Learning analytics: a better way to measure student satisfaction | Information and digital literacy in education via the digital path | Scoop.it

Dragan Gasevic looks at how learning analytics can be used to support the student experience as a tool for learning gain.


Understanding what satisfaction means in the context of learning is also key. Happiness is not necessarily an indicator of “good” learning. I refer to the concept “desirable difficulties”, which is well established in educational psychology, including spaced practice or self-testing. It relates to the effective approaches to learning that can be promoted by in-course expectations. Learning analytics can offer a way to understand the complex interplay between learning gains, effective study and teaching practices, and student satisfaction.
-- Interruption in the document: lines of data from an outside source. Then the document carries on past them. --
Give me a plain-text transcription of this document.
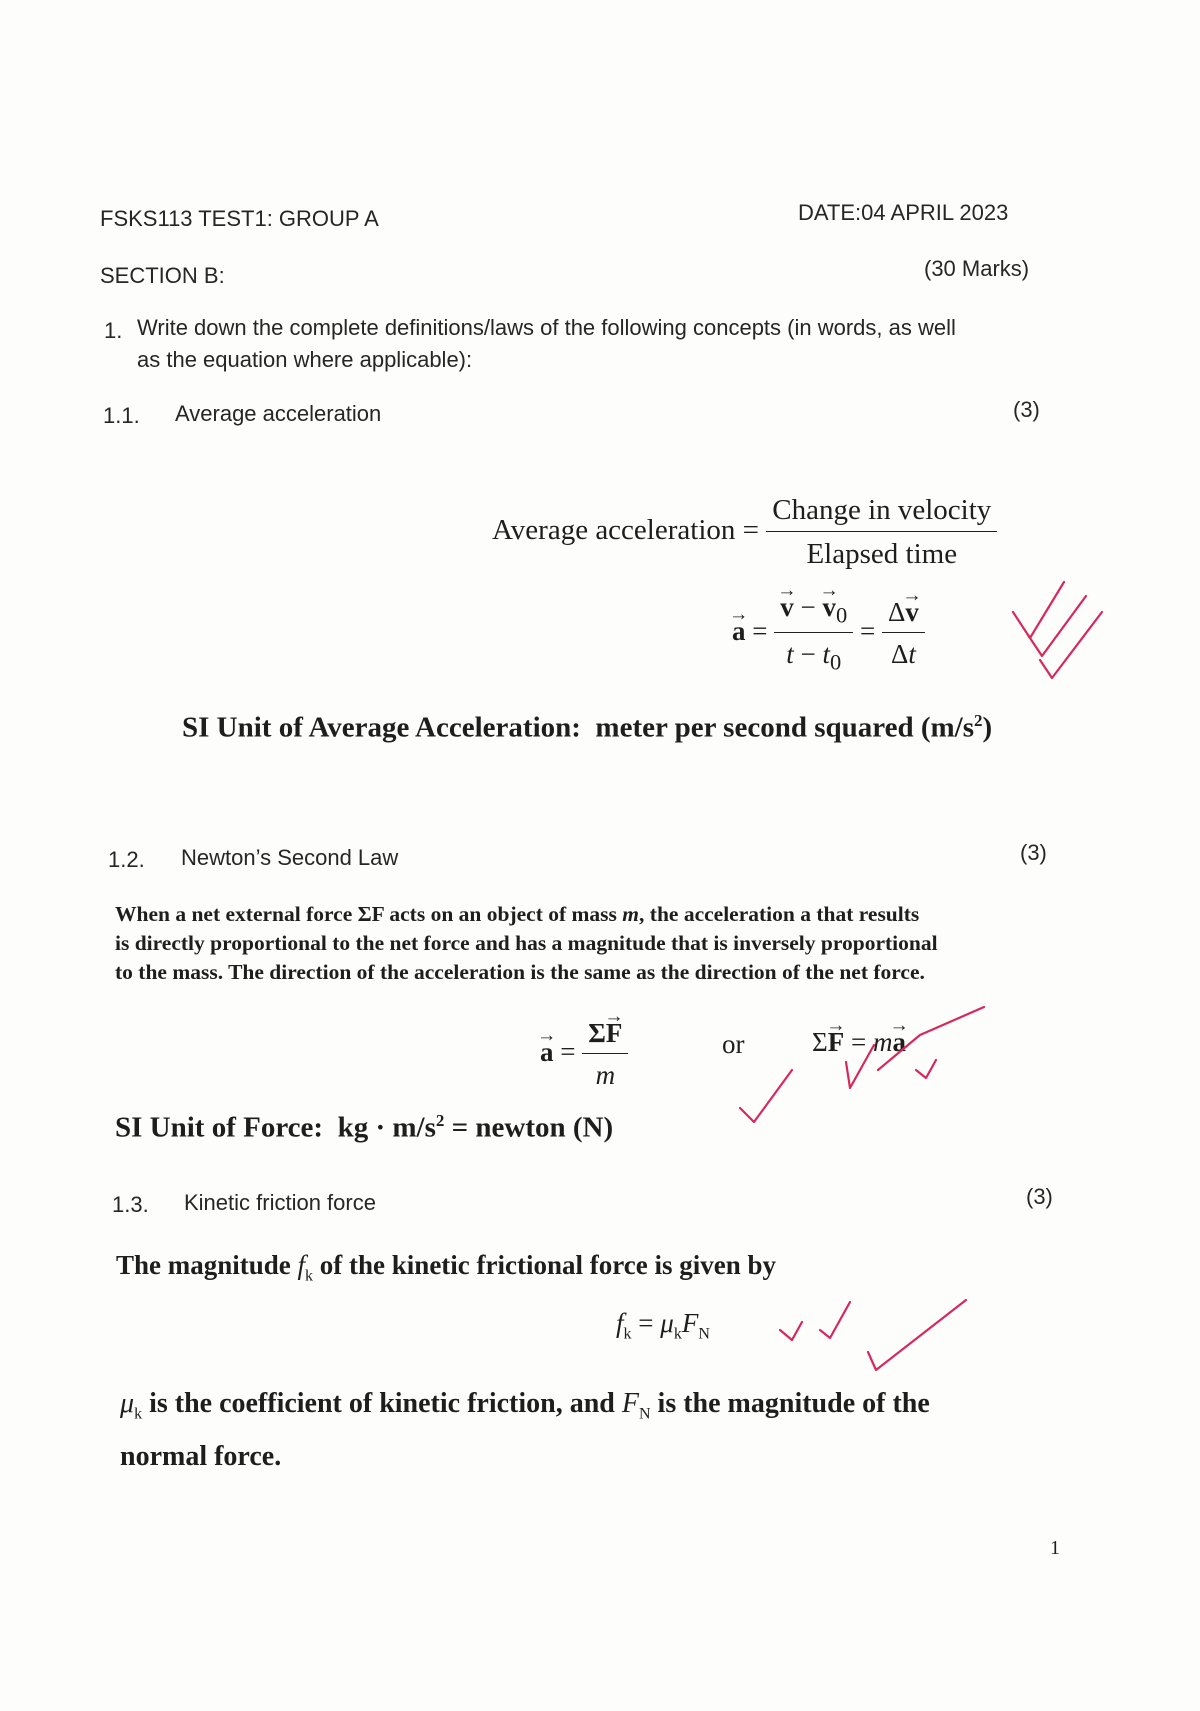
FSKS113 TEST1: GROUP A	DATE:04 APRIL 2023
SECTION B:	(30 Marks)
1. Write down the complete definitions/laws of the following concepts (in words, as well
as the equation where applicable):
1.1. Average acceleration	(3)
Average acceleration = $\frac{\text{Change in velocity}}{\text{Elapsed time}}$
→ a = → $\frac{v - \to v_0}{t - t_0} = \frac{\Delta\to v}{\Delta t}$
SI Unit of Average Acceleration: meter per second squared $(m/s^2)$
1.2. Newton’s Second Law	(3)
When a net external force ΣF acts on an object of mass m, the acceleration a that results
is directly proportional to the net force and has a magnitude that is inversely proportional
to the mass. The direction of the acceleration is the same as the direction of the net force.
→ $a = \frac{\Sigma\to F}{m}$	or	Σ→ F = m→ a
SI Unit of Force: kg · $m/s^2$ = newton (N)
1.3. Kinetic friction force	(3)
The magnitude $f_k$ of the kinetic frictional force is given by
$f_k = \mu_kF_N$
$\mu_k$ is the coefficient of kinetic friction, and $F_N$ is the magnitude of the
normal force.
1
However academics and students choose to use the data that are increasingly available on their student journey, context is key. You can’t separate the data from the organisational culture, national and regional differences, pedagogical differences between courses, and the political context. Rather than applying the same data rules across all providers and courses to reach a neat set of answers, we must look at the context in which we’re operating.


Even within an institution, one size absolutely does not fit all. The approach we’ve taken with our science and technology students would not work with, say, English or history students, although we’re following with interest the development of writing analytics that some of our global partners are working on, where analytics are being used to gather evidence of, for example, the coherence and summary of an argument.